Study Design: Comparative cross-sectional study.
Place and Duration of Study: Adult Cardiac Surgery Departments of Armed Forces Institute of Cardiology & National Institute of Heart Disease (AFIC/NIHD) Rawalpindi, Pakistan from 1 July 2017 to 31 Dec 2017.
Material and Methods: Two hundred patients undergoing coronary artery bypass surgeries performed with (Conventional CABG) or without cardiopulmonary bypass. (Off pump CABG /OPCAB) were enrolled in the study and were divided into two equal groups. All procedures were elective. Careful monitoring was carried out on hourly basis. The rate of postoperative chest drainage and number of blood transfusions received were measured in both groups.

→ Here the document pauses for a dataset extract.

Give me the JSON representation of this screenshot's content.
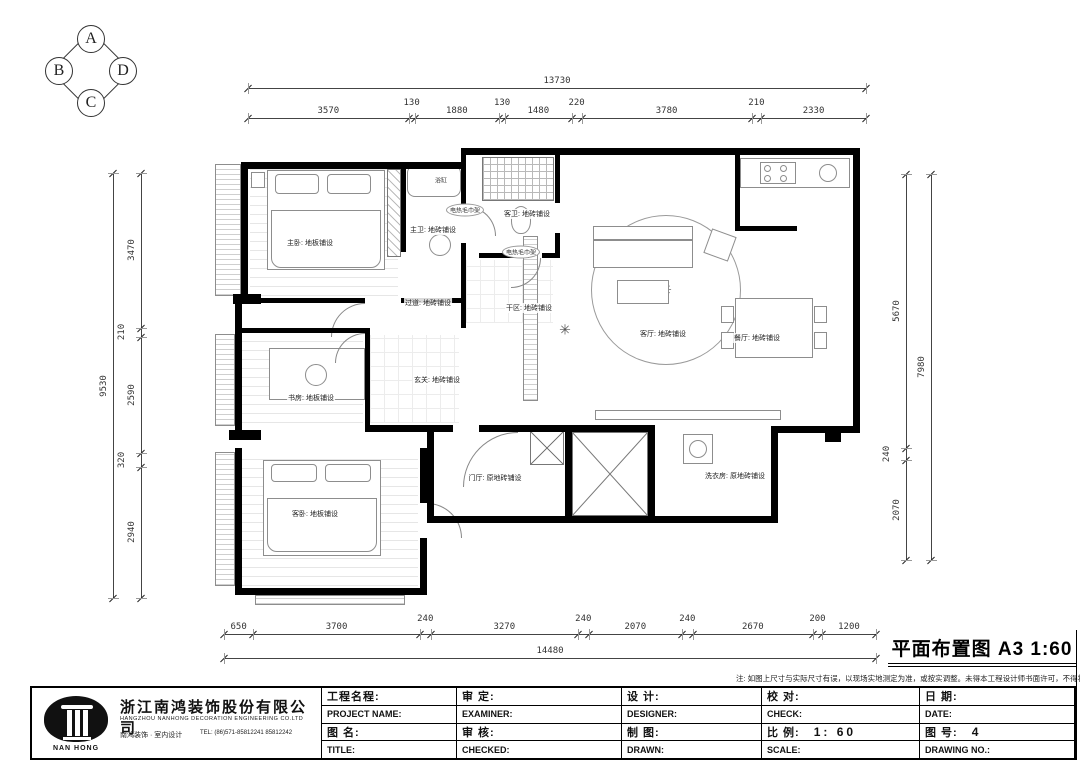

Results: As compared to the OPCAB group, the patients in CPB group required ion tropic support for a longer duration (29.6 ± 65.1 vs 60.9 ± 71.2, p-value <0.02). Similarly, the rate of chest drainage was significantly higher in conventional CABG Vs OPCAB (45% vs 30% p<0.026). Requirement of blood transfusion (RCC) was significantly higher in conventional CPB vs OPCAB group (1.6 ± 1.6 vs 1.0 ± 1.2, p-value 0.04). Mechanical ventilation time was almost same in both groups with median value of 6 hours.
Conclusions: Our study concluded that the main advantages of OPCAB technique are that there is less amount of postoperative chest drainage and it makes it possible to decrease the number of blood transfusions after surgery.